A recently disclosed vulnerability (CVE-2026-3854) affects GitHub.com and GitHub Enterprise Server and may allow unauthenticated attackers to achieve remote code execution (RCE)on GitHub Infrastructure. Severity level CVSS Score: 8.8/High Description: CVE‑2026‑3854 is a sever security vulnerability caused by improper sanitization of user‑supplied git push options within GitHub’s internal Git processing pipeline. During a git push operation, certain user-controlled push option values were incorporated into internal service metadata headers without sufficient validation. As a result, specially crafted push options could break the expected metadata format and introduce attacker-controlled fields that were trusted by downstream services.

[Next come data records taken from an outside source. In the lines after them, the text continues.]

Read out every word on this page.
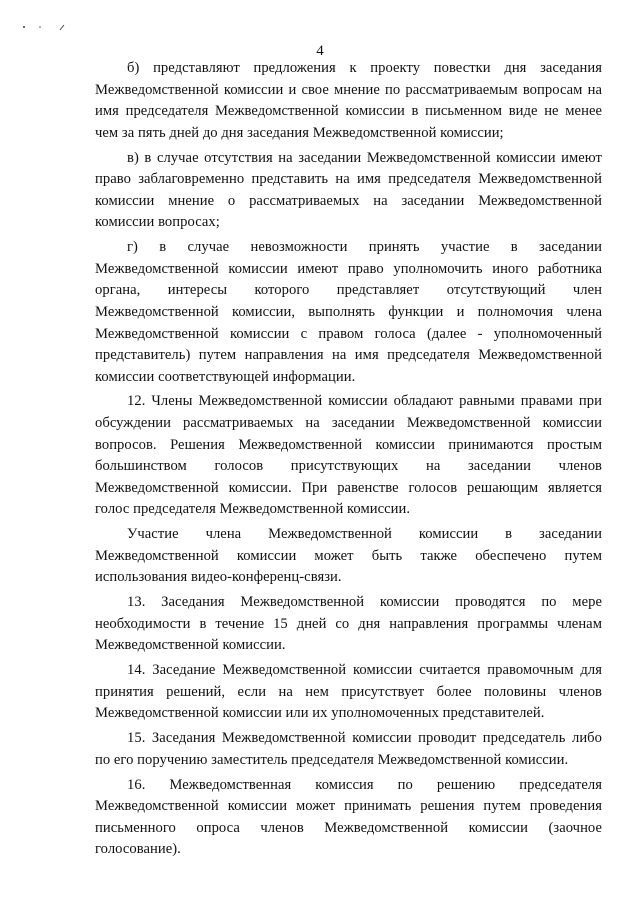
4

б) представляют предложения к проекту повестки дня заседания Межведомственной комиссии и свое мнение по рассматриваемым вопросам на имя председателя Межведомственной комиссии в письменном виде не менее чем за пять дней до дня заседания Межведомственной комиссии;

в) в случае отсутствия на заседании Межведомственной комиссии имеют право заблаговременно представить на имя председателя Межведомственной комиссии мнение о рассматриваемых на заседании Межведомственной комиссии вопросах;

г) в случае невозможности принять участие в заседании Межведомственной комиссии имеют право уполномочить иного работника органа, интересы которого представляет отсутствующий член Межведомственной комиссии, выполнять функции и полномочия члена Межведомственной комиссии с правом голоса (далее - уполномоченный представитель) путем направления на имя председателя Межведомственной комиссии соответствующей информации.

12. Члены Межведомственной комиссии обладают равными правами при обсуждении рассматриваемых на заседании Межведомственной комиссии вопросов. Решения Межведомственной комиссии принимаются простым большинством голосов присутствующих на заседании членов Межведомственной комиссии. При равенстве голосов решающим является голос председателя Межведомственной комиссии.

Участие члена Межведомственной комиссии в заседании Межведомственной комиссии может быть также обеспечено путем использования видео-конференц-связи.

13. Заседания Межведомственной комиссии проводятся по мере необходимости в течение 15 дней со дня направления программы членам Межведомственной комиссии.

14. Заседание Межведомственной комиссии считается правомочным для принятия решений, если на нем присутствует более половины членов Межведомственной комиссии или их уполномоченных представителей.

15. Заседания Межведомственной комиссии проводит председатель либо по его поручению заместитель председателя Межведомственной комиссии.

16. Межведомственная комиссия по решению председателя Межведомственной комиссии может принимать решения путем проведения письменного опроса членов Межведомственной комиссии (заочное голосование).
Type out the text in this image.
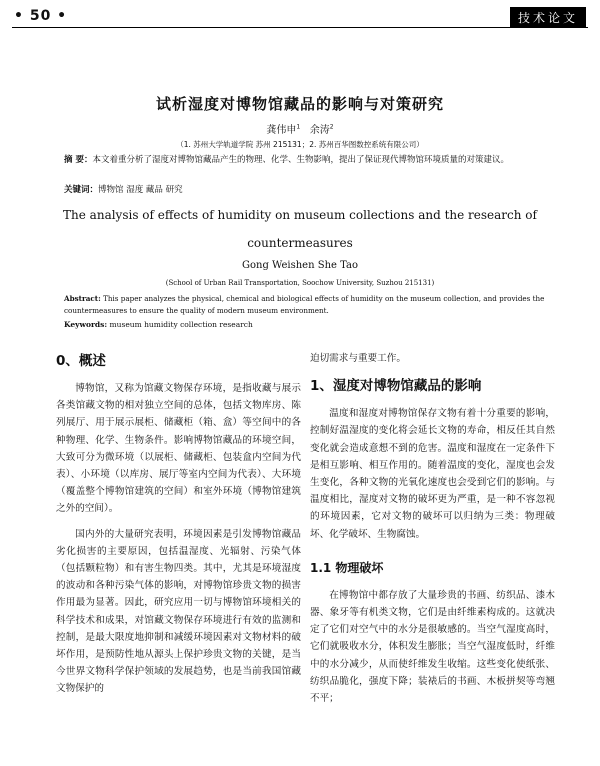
• 50 •	技术论文
试析湿度对博物馆藏品的影响与对策研究
龚伟申$^1$ 余涛$^2$
（1. 苏州大学轨道学院 苏州 215131；2. 苏州百华图数控系统有限公司）
摘 要：本文着重分析了湿度对博物馆藏品产生的物理、化学、生物影响，提出了保证现代博物馆环境质量的对策建议。
关键词：博物馆 湿度 藏品 研究
The analysis of effects of humidity on museum collections and the research of
countermeasures
Gong Weishen She Tao
(School of Urban Rail Transportation, Soochow University, Suzhou 215131)
Abstract: This paper analyzes the physical, chemical and biological effects of humidity on the museum collection, and provides the countermeasures to ensure the quality of modern museum environment.
Keywords: museum humidity collection research
0、概述

博物馆，又称为馆藏文物保存环境，是指收藏与展示各类馆藏文物的相对独立空间的总体，包括文物库房、陈列展厅、用于展示展柜、储藏柜（箱、盒）等空间中的各种物理、化学、生物条件。影响博物馆藏品的环境空间，大致可分为微环境（以展柜、储藏柜、包装盒内空间为代表）、小环境（以库房、展厅等室内空间为代表）、大环境（覆盖整个博物馆建筑的空间）和室外环境（博物馆建筑之外的空间）。

国内外的大量研究表明，环境因素是引发博物馆藏品劣化损害的主要原因，包括温湿度、光辐射、污染气体（包括颗粒物）和有害生物四类。其中，尤其是环境湿度的波动和各种污染气体的影响，对博物馆珍贵文物的损害作用最为显著。因此，研究应用一切与博物馆环境相关的科学技术和成果，对馆藏文物保存环境进行有效的监测和控制，是最大限度地抑制和减缓环境因素对文物材料的破坏作用，是预防性地从源头上保护珍贵文物的关键，是当今世界文物科学保护领域的发展趋势，也是当前我国馆藏文物保护的

迫切需求与重要工作。

1、湿度对博物馆藏品的影响

温度和湿度对博物馆保存文物有着十分重要的影响，控制好温湿度的变化将会延长文物的寿命，相反任其自然变化就会造成意想不到的危害。温度和湿度在一定条件下是相互影响、相互作用的。随着温度的变化，湿度也会发生变化，各种文物的光氧化速度也会受到它们的影响。与温度相比，湿度对文物的破坏更为严重，是一种不容忽视的环境因素，它对文物的破坏可以归纳为三类：物理破坏、化学破坏、生物腐蚀。

1.1 物理破坏

在博物馆中都存放了大量珍贵的书画、纺织品、漆木器、象牙等有机类文物，它们是由纤维素构成的。这就决定了它们对空气中的水分是很敏感的。当空气湿度高时，它们就吸收水分，体积发生膨胀；当空气湿度低时，纤维中的水分减少，从而使纤维发生收缩。这些变化使纸张、纺织品脆化，强度下降；装裱后的书画、木板拼契等弯翘不平；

An authenticated attacker with push access to a repository could exploit this flaw by submitting a single malicious git push request. By chaining injected values, the attacker could bypass sandboxing mechanisms used to constrain server-side Git hook execution and ultimately execute arbitrary commands on backend systems. Affected Versions: GitHub.com
GitHub Enterprise Server (GHES) versions prior to: 3.14.25. 3.15.20. 3.16.16. 3.17.13. 3.18.8. 3.19.4. 3.20.0. Impact: Successful exploitation may allow an attacker to Execute arbitrary commands on GitHub backend systems. Resolution: GitHub Enterprise Server administrators must upgrade immediately to one of the following patched versions or later: 3.14.25. 3.15.20. 3.16.16. 3.17.13. 3.18.8. 3.19.4. 3.20.0.
After upgrading:
Rebuild and redeploy affected GitHub Enterprise Server instances.
Rotate internal secrets and credentials stored on GHES.
Review audit logs for suspicious git push activity prior to patching.